Trout Fishery And Its Management In High Altitude Himalaya
Fish inhabit nearly all aquatic environments, from high mountain streams to the deepest ocean. Fish are an important resource worldwide, especially as food and sports. Trout fish belonging to family Salmonidae is native to Europe, North Africa and Asia. Brown trout has been established in USA, Canada, South America, Falklands, Africa, Australia, New Zealand, and Papua New Guinea (Moyle, 2002). Brown trout was introduced to suitable waters elsewhere for its sporting qualities (Moss, 1998). The brown trout (Salmo trutta fario and S. trutta lacustris) and sea trout (S. trutta trutta) are fishes of the same species. The brown trout (S. trutta fario L.) is a stream resident of cold water in well oxygenated, fast flowing mountain streams. This species is of great interest because it is prized by anglers and has high economic value.
Angling regulations: Regulations are some of the least expensive and most effective tools for enhancing fish populations and diversifying fisheries. These management options offer promise for improvement of selected stocked and fisheries by restricting harvest. Responses of trout populations and fisheries to various minimum length limits have been described in detail by Clark et al. (1980).
Creel limits: Creel limits should be used in river to restrict the number of trout an angler can harvest per day.
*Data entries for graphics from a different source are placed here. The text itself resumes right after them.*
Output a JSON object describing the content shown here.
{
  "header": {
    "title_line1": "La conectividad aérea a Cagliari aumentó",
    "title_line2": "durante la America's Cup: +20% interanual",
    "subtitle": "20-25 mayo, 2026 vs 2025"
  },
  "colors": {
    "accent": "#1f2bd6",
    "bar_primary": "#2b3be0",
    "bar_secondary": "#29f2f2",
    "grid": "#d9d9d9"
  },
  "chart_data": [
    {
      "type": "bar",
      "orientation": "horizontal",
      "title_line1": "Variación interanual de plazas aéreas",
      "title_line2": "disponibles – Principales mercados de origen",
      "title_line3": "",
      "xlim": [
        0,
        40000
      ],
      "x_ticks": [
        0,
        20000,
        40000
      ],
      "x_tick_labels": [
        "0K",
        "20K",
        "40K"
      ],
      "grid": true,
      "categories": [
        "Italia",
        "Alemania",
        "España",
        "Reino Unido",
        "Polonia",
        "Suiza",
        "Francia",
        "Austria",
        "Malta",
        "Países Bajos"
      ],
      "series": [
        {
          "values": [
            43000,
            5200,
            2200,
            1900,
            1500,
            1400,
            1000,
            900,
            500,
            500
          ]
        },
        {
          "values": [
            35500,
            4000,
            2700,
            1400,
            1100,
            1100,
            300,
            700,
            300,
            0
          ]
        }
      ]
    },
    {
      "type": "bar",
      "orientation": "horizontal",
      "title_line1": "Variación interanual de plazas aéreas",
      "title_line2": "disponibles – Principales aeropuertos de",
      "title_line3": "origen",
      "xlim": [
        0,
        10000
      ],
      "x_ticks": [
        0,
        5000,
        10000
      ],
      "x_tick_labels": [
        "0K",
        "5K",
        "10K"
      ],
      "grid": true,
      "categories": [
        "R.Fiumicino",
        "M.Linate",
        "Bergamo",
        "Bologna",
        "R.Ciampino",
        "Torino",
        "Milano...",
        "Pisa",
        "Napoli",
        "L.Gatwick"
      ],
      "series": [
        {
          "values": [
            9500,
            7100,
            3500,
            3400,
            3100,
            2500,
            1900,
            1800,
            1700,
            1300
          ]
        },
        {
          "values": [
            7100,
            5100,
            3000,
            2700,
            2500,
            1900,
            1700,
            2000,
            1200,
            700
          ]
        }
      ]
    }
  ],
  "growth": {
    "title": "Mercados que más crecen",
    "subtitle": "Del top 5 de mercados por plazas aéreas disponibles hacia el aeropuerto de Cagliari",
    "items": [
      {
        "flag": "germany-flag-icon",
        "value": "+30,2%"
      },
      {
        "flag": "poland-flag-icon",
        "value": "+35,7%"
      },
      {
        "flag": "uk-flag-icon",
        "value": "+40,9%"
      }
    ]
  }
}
Moderate to low creel limits (2-5 trout/ day) prevent skilled anglers from harvesting excessive number of fishes and promote some catch and release fishing.
Catch and release regulations: Catch and release regulations, should be employed in for catching of brown trout, a minimum length (15 cm) limit provide the highest level of protection to fish population without eliminating fishing entirely.
Close and open season: Seasonal closures are used either to provide protection to trout during vulnerable time periods i.e. spawning period (October to January) or to provide a no fishing period when trout can be stocked. The provincial open season for brown trout extend from February to August. The conservation of trout has been genuinely overlooked. Though, in most of the stretch there is good number of brown trout, however there are places where fishing pressure has reduced the numbers.
Moyle, P.B. (2002). Inland fishes of California. Berkeley: University of California press.
Moss, B. (1998). Ecology of Freshwaters: Man and Medium, Past to Future. 3rd Edition, Blackwell Science Ltd.
Clark, R.D. Jr., Alexander, G.R. and Gowing, H. (1980). Mathematical description of trout-stream fisheries. Trans. Ameri. Fish. Soc. 109: 587-602.